Real Madrid were by no means at their best in attack on Tuesday, but the fact that their chances after Schweinsteiger’s departure remained limited is a testament to the progress Kroos has made. With the ex-Hansa Rostock man in a holding position, the Bavarians’ control of the midfield never waned, and they pressed on for an eventual winner.
Kroos’ technique and playmaking vision have always been impeccable. It is in his ball-retention and decision-making skills that he has so vastly improved. From the quick one-touch passes to the clever dribbles between defenders, Kroos quite clearly has learned from Schweinsteiger the art of evading opponents. Against Real, his dribble from deep in his own half and pinpoint through pass to Mario Gomez on 40 minutes had Basti’s mark stamped on it.
TONI KROOS | SEASON-BY-SEASON AT BAYERN
Indeed, there are many parallels that can be drawn between Kroos and Schweinsteiger. Both played in attacking roles in their early days but are far too skilled in possession to be deployed out wide, and much better in ball retention than the typical No. 10. The younger star is more accurate in his shooting and passing; the elder has more refined defensive qualities, although the gap between the two is narrowing.
But the most significant similarity between the pair is their capacity to bring their best performances on the biggest stage. Schweinsteiger is already a German legend and needs no introduction. As a younger player, Kroos has less experience. But especially this season, he has emerged as an ever-reliable part of Heynckes’ side. He was named in Goal.com’s Team of the Champions League group stage, and despite never playing in a fully attacking role, has scored twice and given five assists in Europe’s premier club tournament this season.
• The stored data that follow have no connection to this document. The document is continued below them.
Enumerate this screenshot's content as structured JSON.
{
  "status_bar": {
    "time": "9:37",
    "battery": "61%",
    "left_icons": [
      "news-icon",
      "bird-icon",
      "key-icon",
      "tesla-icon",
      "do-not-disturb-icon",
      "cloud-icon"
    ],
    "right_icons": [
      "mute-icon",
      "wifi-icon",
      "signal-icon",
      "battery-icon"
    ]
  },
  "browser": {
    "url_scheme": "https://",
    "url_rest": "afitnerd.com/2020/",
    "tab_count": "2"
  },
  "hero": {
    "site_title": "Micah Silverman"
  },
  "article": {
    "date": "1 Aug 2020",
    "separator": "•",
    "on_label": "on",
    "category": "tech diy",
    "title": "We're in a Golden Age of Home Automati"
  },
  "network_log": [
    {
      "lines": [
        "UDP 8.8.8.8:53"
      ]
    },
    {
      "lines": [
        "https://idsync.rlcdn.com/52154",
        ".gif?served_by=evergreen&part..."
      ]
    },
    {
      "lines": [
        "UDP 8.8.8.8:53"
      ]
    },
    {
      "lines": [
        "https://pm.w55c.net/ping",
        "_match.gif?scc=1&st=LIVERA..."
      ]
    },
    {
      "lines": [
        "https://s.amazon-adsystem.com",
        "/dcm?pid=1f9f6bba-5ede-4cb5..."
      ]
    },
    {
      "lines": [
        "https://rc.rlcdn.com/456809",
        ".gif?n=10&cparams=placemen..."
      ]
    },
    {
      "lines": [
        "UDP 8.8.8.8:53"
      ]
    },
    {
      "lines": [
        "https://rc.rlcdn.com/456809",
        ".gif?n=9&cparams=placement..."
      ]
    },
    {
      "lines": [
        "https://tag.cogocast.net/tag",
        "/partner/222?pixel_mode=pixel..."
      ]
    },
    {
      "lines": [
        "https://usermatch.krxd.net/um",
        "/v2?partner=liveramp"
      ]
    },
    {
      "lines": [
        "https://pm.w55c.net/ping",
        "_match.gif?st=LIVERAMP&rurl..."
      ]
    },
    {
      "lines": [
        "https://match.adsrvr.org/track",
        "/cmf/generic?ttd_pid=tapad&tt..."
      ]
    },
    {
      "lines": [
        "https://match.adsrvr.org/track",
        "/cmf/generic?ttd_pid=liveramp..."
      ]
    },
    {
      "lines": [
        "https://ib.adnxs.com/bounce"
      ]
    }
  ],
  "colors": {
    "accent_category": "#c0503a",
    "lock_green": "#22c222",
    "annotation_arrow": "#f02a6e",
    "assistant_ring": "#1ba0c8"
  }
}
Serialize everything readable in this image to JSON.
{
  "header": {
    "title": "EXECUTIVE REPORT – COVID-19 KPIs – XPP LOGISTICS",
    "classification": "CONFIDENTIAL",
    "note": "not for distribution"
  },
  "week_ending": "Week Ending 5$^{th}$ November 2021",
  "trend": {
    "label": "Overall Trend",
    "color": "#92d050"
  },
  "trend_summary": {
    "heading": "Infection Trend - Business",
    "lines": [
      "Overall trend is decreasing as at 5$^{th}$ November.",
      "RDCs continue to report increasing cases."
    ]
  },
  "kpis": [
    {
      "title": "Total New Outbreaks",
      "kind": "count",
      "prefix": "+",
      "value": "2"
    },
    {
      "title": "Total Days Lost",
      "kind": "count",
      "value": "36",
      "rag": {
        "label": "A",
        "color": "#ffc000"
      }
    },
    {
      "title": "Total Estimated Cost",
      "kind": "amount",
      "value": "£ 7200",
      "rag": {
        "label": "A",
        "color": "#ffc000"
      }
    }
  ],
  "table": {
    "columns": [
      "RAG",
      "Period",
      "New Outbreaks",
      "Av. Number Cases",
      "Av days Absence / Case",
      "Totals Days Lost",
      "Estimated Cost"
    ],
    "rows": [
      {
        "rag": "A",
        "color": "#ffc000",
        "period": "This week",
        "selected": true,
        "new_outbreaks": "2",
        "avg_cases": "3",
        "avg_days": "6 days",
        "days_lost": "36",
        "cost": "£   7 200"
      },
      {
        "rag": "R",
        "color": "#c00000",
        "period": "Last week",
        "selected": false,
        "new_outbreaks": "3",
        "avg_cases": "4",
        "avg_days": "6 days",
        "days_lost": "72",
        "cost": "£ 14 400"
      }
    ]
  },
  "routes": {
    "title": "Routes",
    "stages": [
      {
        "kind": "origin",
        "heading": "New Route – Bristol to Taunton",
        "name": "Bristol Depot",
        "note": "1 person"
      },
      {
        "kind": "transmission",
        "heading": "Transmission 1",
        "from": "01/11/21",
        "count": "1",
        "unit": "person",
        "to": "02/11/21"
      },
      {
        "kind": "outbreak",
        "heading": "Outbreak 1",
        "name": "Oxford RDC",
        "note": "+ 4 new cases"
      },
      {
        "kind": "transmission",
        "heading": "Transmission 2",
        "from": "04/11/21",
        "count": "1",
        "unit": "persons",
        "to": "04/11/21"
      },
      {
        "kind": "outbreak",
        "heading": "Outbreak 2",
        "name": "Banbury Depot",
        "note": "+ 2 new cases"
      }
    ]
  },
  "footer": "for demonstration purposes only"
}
Joachim Low, meanwhile, has absolute trust in him in the German national team, and for good reason: with his side struggling in recent friendlies against Poland and Ukraine, Kroos scored a stunning goal in either game as the team came from behind to earn draws.
Looking back half a decade to when Schweinsteiger was of a comparable age, there is no question that Kroos is ahead of his team-mate’s benchmark. He is not yet the experienced leader that his team-mate is, and still has some work to do to refine his talent further. But Kroos' trajectory is staggering, and his attitude as an ever-eager student of the game will take him to even greater heights.
The future is bright for the youngster: in the coming years, there is no limit to what he can achieve.